Continuing involvement in part only of a financial asset

An entity has a portfolio of prepayable loans whose coupon and effective interest rate is 10% and whose principal amount and amortised cost is €10 million. It enters into a transaction in which, in return for a payment of €9.115 million, the transferee obtains the right to €9 million of any collections of principal plus 9.5% interest.

The entity retains rights to €1 million of any collections of principal plus interest at 10%, plus the remaining 0.5% (‘excess spread’) on the remaining €9 million of principal. Collections from prepayments are allocated between the entity and the transferee proportionately in the ratio of 1:9, but any defaults are deducted from the entity’s interest of €1 million until that interest is exhausted.

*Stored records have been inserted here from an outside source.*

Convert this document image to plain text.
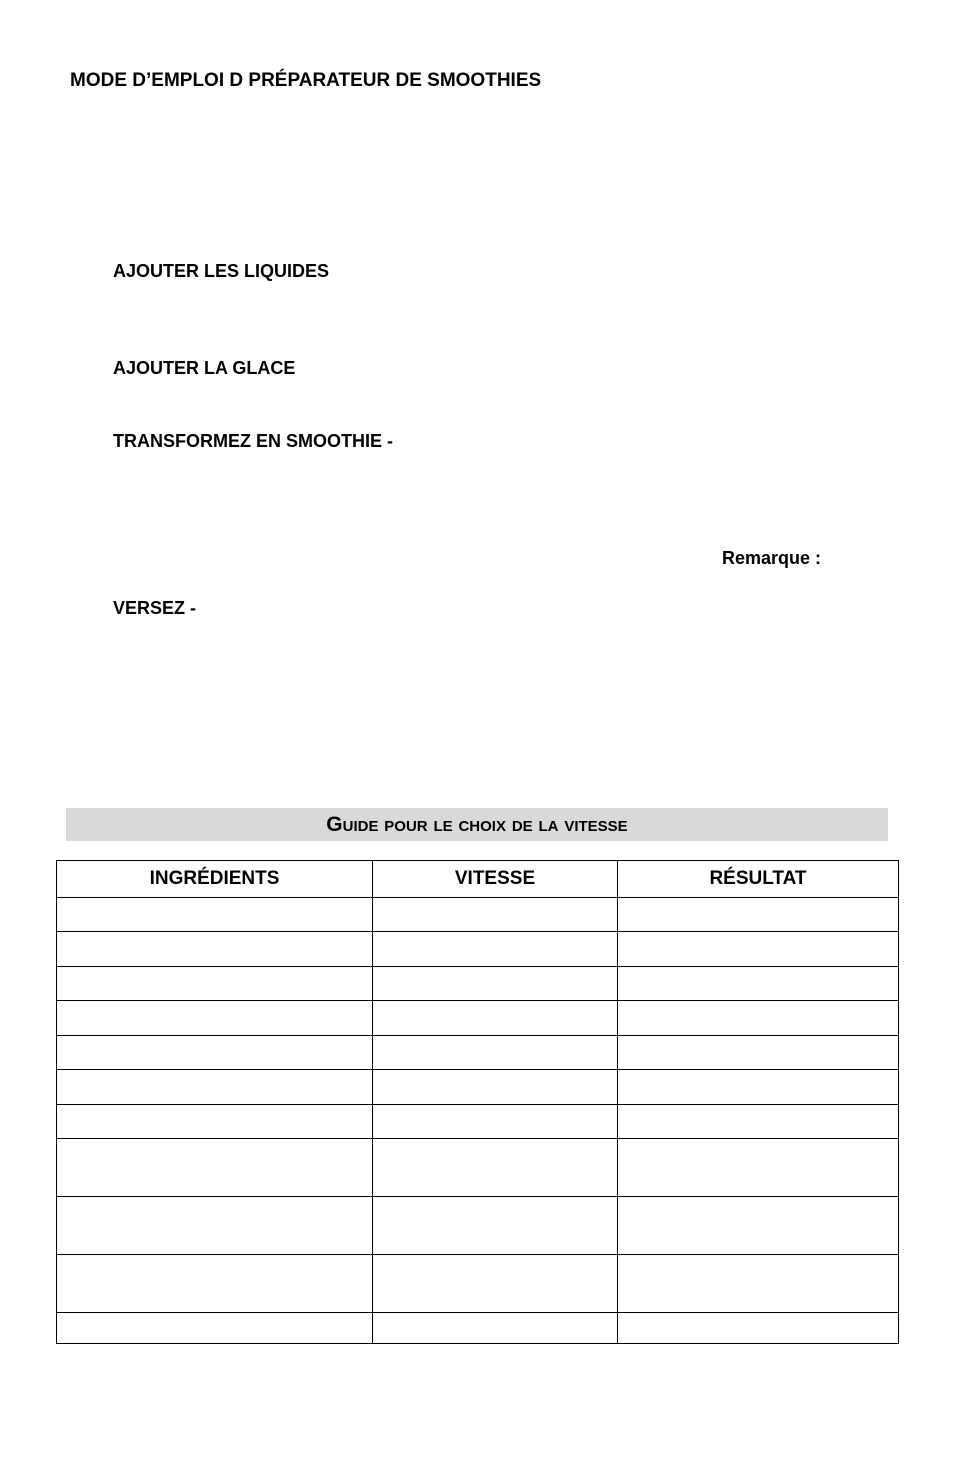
MODE D’EMPLOI D PRÉPARATEUR DE SMOOTHIES
AJOUTER LES LIQUIDES
AJOUTER LA GLACE
TRANSFORMEZ EN SMOOTHIE -
Remarque :
VERSEZ -
Guide pour le choix de la vitesse
INGRÉDIENTS	VITESSE	RÉSULTAT
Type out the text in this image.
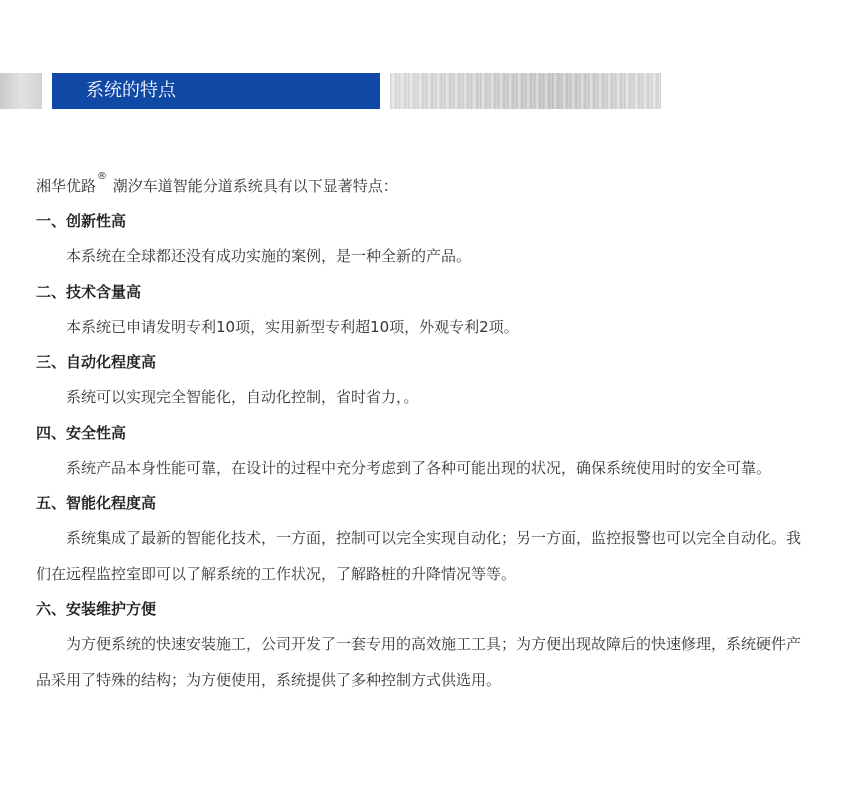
系统的特点
湘华优路® 潮汐车道智能分道系统具有以下显著特点：
一、创新性高
本系统在全球都还没有成功实施的案例，是一种全新的产品。
二、技术含量高
本系统已申请发明专利10项，实用新型专利超10项，外观专利2项。
三、自动化程度高
系统可以实现完全智能化，自动化控制，省时省力，。
四、安全性高
系统产品本身性能可靠，在设计的过程中充分考虑到了各种可能出现的状况，确保系统使用时的安全可靠。
五、智能化程度高
系统集成了最新的智能化技术，一方面，控制可以完全实现自动化；另一方面，监控报警也可以完全自动化。我们在远程监控室即可以了解系统的工作状况，了解路桩的升降情况等等。
六、安装维护方便
为方便系统的快速安装施工，公司开发了一套专用的高效施工工具；为方便出现故障后的快速修理，系统硬件产品采用了特殊的结构；为方便使用，系统提供了多种控制方式供选用。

The fair value of the loans at the date of the transaction is €10.1 million and the estimated fair value of the excess spread of 0.5 per cent is €40,000.

The entity determines that it has transferred some significant risks and rewards of ownership (for example, significant prepayment risk) but has also retained some significant risks and rewards of ownership because of its subordinated retained interest (Figure 50.1, Box 7, No) and has retained control (Figure 50.1, Box 8, Yes). It therefore applies the continuing involvement approach (Figure 50.1, Box 9).

The entity analyses the transaction as:

  • a retention of a fully proportionate retained interest of €1 million, plus
  • the subordination of that retained interest to provide credit enhancement to the transferee for credit losses.

The entity calculates that €9.09 million (90% of €10.1 million) of the consideration received of €9.115 million represents the consideration for a fully proportionate 90% share. The remainder of the consideration (€25,000) received represents consideration received by the entity for subordinating its retained interest to provide credit enhancement to the transferee for credit losses. In addition, the excess spread of 0.5% represents consideration received for the credit enhancement. Accordingly, the total consideration received for the credit enhancement is €65,000 (€25,000 received from transferee plus €40,000 fair value of excess spread).

The entity first calculates the gain or loss on the sale of the 90% share of cash flows. Assuming that separate fair values of the 10% part transferred and the 90% part retained are not available at the date of the transfer, the entity allocates the carrying amount of the asset pro-rata to the fair values of those parts (see 5.1.1 and 5.1.2 and 5.3.5 above). The total fair value of the portfolio is considered to be €10.1 million (see above), and the fair value of the consideration for the part disposed of €9.09 million. The carrying amount of the whole portfolio is €10 million. This implies a carrying amount for the part disposed of €10m × 9.09/10.1 = €9 million, and for the part retained €1 million. The gain on the sale of the 90% is therefore €90,000 (€9.09 million – €9 million).

In addition, IAS 39 (IFRS 9) requires the entity to recognise the continuing involvement that results from the subordination of its retained interest for credit losses. Accordingly, it recognises an asset of €1 million (the maximum amount of the cash flows it would forfeit under the subordination), and an associated liability of €1.065 million (the maximum amount of the cash flows it would forfeit under the subordination, i.e. €1 million, plus the consideration for the subordination of €65,000). It also recognises an asset for the fair value of the excess spread which forms part of the consideration for the subordination.